Tight-binding inhibition of jack bean α-mannosidase by glycoimidazole clusters

Scientific Fields
Diseases
Organisms
Applications
Technique

Published in Organic & Biomolecular Chemistry - 21 May 2019

M. M. Pichon, F. Stauffert, A. Bodlenner, P. Compain

Link to DOI – 10.1039/C9OB00826H

Org. Biomol. Chem., 2019, 17, 5801-5817

The best multivalent effects observed in glycosidase inhibition have been achieved so far with jack bean α-mannosidase (JBα-man) using iminosugar clusters based on weakly binding mismatching active-site-directed inhibiting epitopes (inhitopes) in the Dgluco series.
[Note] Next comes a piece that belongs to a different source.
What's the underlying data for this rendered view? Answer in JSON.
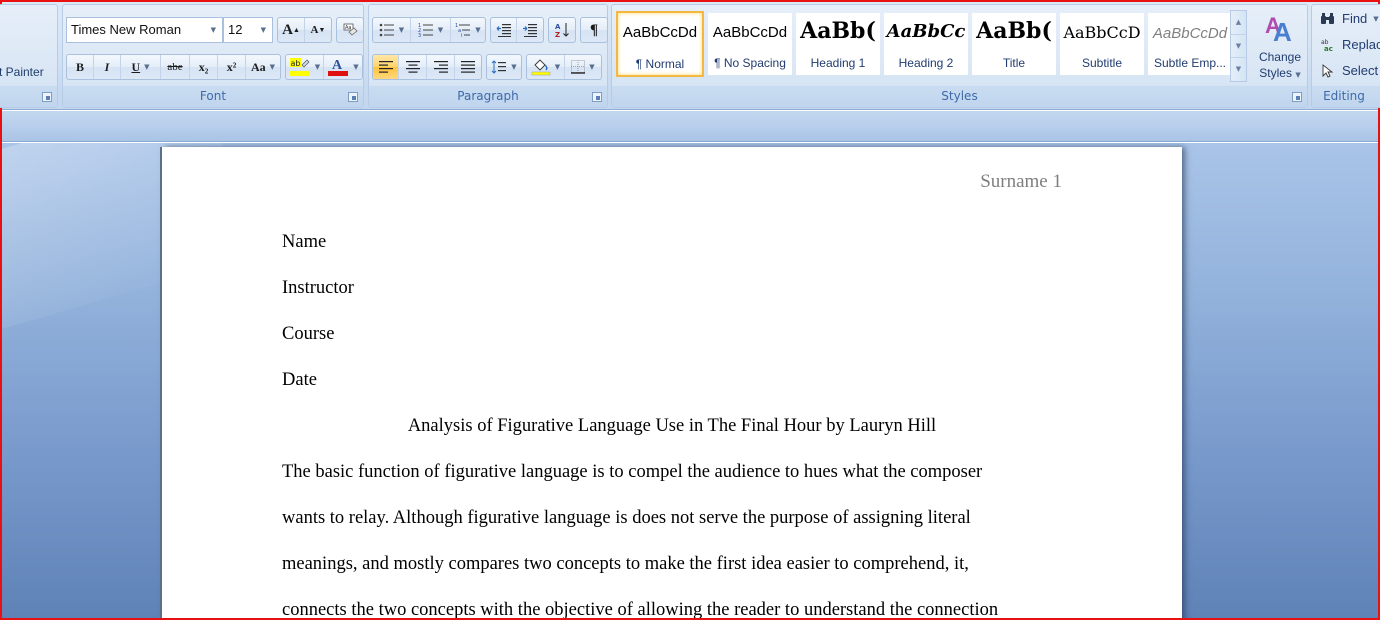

Here, we synthesize and evaluate as JBα-man inhibitors a series of mono- to 14-valent glycoimidazoles with inhitopes displaying inhibition values up to the range of hundreds of nMs to study the impact of inhitope affinity on the multivalent effect. The most potent inhibitor of the series, a 14-valent mannoimidazole derivative, inhibits JBα-man with a nanomolar Ki value (2 ± 0.5 nM) and binding enhancements observed are, at best, relatively small (up to 25-fold on a valency-corrected basis). The results of this study support the fact that JBα-man-inhitope affinity and the strength of the inhibitory multivalent effect evolve in the opposite direction. The major impact of the glycoimidazole-based inhitope is found on the binding scenario; most of the synthesized mannoimidazole clusters as well as a 14-valent glucoimidazole derivative prove to be tight binding inhibitors of JBα-man.